Prion diseases are fatal neurodegenerative diseases of humans and animals caused by the misfolding and aggregation of prion protein (PrP). Mammalian prion diseases are under strong genetic control but few risk factors are known aside from the PrP gene locus (PRNP). No genome-wide association study (GWAS) has been done aside from a small sample of variant Creutzfeldt–Jakob disease (CJD). We conducted GWAS of sporadic CJD (sCJD), variant CJD (vCJD), iatrogenic CJD, inherited prion disease, kuru and resistance to kuru despite attendance at mortuary feasts. After quality control, we analysed 2000 samples and 6015 control individuals (provided by the Wellcome Trust Case Control Consortium and KORA-gen) for 491032-511862 SNPs in the European study. Association studies were done in each geographical and aetiological group followed by several combined analyses. The PRNP locus was highly associated with risk in all geographical and aetiological groups. This association was driven by the known coding variation at rs1799990 (PRNP codon 129). No non-PRNP loci achieved genome-wide significance in the meta-analysis of all human prion disease. SNPs at the ZBTB38–RASA2 locus were associated with CJD in the UK (rs295301, P = 3.13 × 10−8; OR, 0.70) but these SNPs showed no replication evidence of association in German sCJD or in Papua New Guinea-based tests. A SNP in the CHN2 gene was associated with vCJD [P = 1.5 × 10−7; odds ratio (OR), 2.36], but not in UK sCJD (P = 0.049; OR, 1.24), in German sCJD or in PNG groups.
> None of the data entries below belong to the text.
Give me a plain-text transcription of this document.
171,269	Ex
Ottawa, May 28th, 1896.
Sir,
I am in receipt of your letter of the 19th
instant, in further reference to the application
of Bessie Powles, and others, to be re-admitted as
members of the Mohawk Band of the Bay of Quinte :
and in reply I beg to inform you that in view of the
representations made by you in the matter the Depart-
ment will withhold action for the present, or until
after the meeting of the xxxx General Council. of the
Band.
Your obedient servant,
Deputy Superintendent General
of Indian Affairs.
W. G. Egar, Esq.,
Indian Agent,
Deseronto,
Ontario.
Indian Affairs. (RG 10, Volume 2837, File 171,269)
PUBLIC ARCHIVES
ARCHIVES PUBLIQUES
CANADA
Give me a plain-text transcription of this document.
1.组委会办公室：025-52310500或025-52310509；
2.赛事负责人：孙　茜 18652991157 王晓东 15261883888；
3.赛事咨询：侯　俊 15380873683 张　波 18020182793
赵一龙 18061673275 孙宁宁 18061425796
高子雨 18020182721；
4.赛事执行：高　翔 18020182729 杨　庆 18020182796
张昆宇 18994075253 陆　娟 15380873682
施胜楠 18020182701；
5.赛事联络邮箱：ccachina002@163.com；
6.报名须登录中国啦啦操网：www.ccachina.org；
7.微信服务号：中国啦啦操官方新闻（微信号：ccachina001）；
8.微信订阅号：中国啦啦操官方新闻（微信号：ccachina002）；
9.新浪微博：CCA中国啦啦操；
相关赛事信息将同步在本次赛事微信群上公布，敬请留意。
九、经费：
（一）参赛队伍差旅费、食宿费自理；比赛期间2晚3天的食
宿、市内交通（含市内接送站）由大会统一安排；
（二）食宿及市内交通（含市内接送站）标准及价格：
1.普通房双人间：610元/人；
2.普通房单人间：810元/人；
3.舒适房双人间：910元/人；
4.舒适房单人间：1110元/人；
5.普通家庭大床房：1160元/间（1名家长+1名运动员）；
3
In the overall meta-analysis of CJD, 14 SNPs were associated (P < 10−5; two at PRNP, three at ZBTB38–RASA2, nine at nine other independent non-PRNP loci), more than would be expected by chance. None of the loci recently identified as genome-wide significant in studies of other neurodegenerative diseases showed any clear evidence of association in prion diseases. Concerning common genetic variation, it is likely that the PRNP locus contains the only strong risk factors that act universally across human prion diseases. Our data are most consistent with several other risk loci of modest overall effects which will require further genetic association studies to provide definitive evidence.